Ça a dû être comme ça toute sa vie. Pas de maquillage, juste une beauté naturelle. Peu importe ce qu’elle portait. Le fait qu’elle aime les femmes n’était qu’une partie de cela. En pensant à l’endroit où elle serait dans sa vie aujourd’hui avec la communauté LGBTQ, sa fierté aurait évolué. Gia était toujours fière. Elle ne s’est jamais excusée auprès de qui elle aimait ou avec qui elle avait des relations sexuelles. Je repense à la façon dont elle est morte du sida et comment, à cette époque, il y avait une telle stigmatisation. Je ne la connaissais pas quand elle était malade ou mourante. Je ne savais même pas qu’elle était malade.

Vers 1983 ou 84, ma sonnette a sonné. C’était Gia, juste là et souriante. Elle portait un pull en cachemire jaune — son préféré. Elle s’est assise sur mon canapé avec moi, a mis sa tête sur mon épaule et a pleuré. Ma chemise était mouillée de larmes. Je n’arrêtais pas de lui dire à quel point elle avait l’air et je me demandais pourquoi elle pleurait. C’était la fin de notre « romance. » Je le savais et elle le savait. Parce qu’elle avait l’air si bien, on m’avait fait croire qu’elle était sur la voie du rétablissement. Je n’ai jamais su qu’elle avait le sida avant plus tard. Après peut-être 30 minutes, elle a regardé par la fenêtre, a hoché la tête à quelqu’un dans la rue et est partie. Je ne la reverrais plus jamais.

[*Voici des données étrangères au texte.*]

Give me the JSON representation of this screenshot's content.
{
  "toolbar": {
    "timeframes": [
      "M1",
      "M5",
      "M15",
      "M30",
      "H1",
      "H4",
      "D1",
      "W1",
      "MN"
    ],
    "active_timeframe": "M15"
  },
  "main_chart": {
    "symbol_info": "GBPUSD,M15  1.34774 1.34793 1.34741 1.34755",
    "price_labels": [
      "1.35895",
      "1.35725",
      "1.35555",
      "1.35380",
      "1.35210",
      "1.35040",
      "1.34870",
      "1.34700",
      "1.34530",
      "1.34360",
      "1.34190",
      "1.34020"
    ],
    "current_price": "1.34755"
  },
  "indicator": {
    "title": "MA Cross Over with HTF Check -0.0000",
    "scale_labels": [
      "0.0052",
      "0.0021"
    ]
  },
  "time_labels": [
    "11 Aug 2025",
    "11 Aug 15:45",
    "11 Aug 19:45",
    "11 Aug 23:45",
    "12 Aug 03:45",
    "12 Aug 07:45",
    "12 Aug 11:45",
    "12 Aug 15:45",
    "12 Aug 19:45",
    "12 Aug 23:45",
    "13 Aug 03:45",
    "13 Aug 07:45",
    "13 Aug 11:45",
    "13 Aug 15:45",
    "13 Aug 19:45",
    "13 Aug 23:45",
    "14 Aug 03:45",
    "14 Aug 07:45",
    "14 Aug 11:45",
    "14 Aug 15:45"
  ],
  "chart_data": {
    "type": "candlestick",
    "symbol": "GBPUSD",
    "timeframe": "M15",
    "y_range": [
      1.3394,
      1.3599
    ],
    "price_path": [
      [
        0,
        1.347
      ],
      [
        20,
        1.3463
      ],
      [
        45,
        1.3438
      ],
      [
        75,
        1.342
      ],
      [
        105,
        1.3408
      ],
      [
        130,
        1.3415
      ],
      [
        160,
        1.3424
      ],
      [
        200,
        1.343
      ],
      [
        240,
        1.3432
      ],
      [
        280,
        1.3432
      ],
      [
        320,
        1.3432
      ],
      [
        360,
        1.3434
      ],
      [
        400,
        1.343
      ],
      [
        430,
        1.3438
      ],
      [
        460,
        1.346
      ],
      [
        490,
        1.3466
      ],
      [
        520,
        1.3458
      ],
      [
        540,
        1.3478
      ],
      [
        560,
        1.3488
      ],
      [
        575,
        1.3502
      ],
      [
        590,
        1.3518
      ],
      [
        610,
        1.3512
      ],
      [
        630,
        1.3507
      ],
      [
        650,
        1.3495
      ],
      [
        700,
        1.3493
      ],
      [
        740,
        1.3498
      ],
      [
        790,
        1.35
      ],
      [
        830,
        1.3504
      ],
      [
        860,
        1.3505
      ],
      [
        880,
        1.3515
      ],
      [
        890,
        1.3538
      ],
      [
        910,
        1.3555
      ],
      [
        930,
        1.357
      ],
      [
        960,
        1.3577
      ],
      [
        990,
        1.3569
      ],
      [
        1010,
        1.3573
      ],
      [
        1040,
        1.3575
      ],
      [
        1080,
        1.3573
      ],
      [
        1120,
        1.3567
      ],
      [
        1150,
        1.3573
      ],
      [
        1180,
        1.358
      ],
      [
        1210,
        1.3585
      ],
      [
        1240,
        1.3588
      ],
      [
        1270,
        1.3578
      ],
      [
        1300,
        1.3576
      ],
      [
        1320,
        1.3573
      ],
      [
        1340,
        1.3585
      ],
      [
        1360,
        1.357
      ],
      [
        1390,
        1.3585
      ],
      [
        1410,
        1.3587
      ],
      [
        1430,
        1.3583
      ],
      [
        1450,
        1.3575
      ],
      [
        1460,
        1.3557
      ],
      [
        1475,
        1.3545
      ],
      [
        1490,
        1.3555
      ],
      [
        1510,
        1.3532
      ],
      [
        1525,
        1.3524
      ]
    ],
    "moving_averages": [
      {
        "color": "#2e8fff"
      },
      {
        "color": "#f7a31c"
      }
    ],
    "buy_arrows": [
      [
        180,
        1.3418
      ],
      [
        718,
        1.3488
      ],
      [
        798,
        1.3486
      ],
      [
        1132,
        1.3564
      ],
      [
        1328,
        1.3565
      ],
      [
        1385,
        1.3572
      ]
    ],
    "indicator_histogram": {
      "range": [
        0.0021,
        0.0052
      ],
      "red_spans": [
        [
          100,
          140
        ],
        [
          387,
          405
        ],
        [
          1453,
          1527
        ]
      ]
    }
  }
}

Vers la fin, je me suis connecté avec elle au téléphone plusieurs fois parce que nous nous étions séparés. Une fois, j’ai lu un article dans le New York Times et j’ai essayé de lui dire de faire attention car il disait que les utilisateurs de drogues intraveineuses, y compris les femmes, tombaient malades. Elle était très calme.  » Tu dois arrêter ça. C’est réel. C’est un fléau « , lui ai-je dit. Elle voulait seulement parler de choses vivantes, mais je prenais une position d’amour dur. J’ai dû lui faire savoir que j’avais des conditions et j’avais peur que le SIDA la tue. Peut-être qu’une partie d’elle pensait qu’il était déjà trop tard. Je ne sais pas. Il y a tellement de choses que je ne saurai jamais.

Le plus important maintenant est qu’elle ait laissé un héritage. Des millions de personnes sont captivées par elle et je le comprends. Elle était unique en son genre. Juste une enfant fière dont je me souviendrai toujours de m’être assise à ma table de maquillage, de lever les pieds et de saisir mes lunettes de soleil. Elle était ce genre de fille — si sûre et confiante.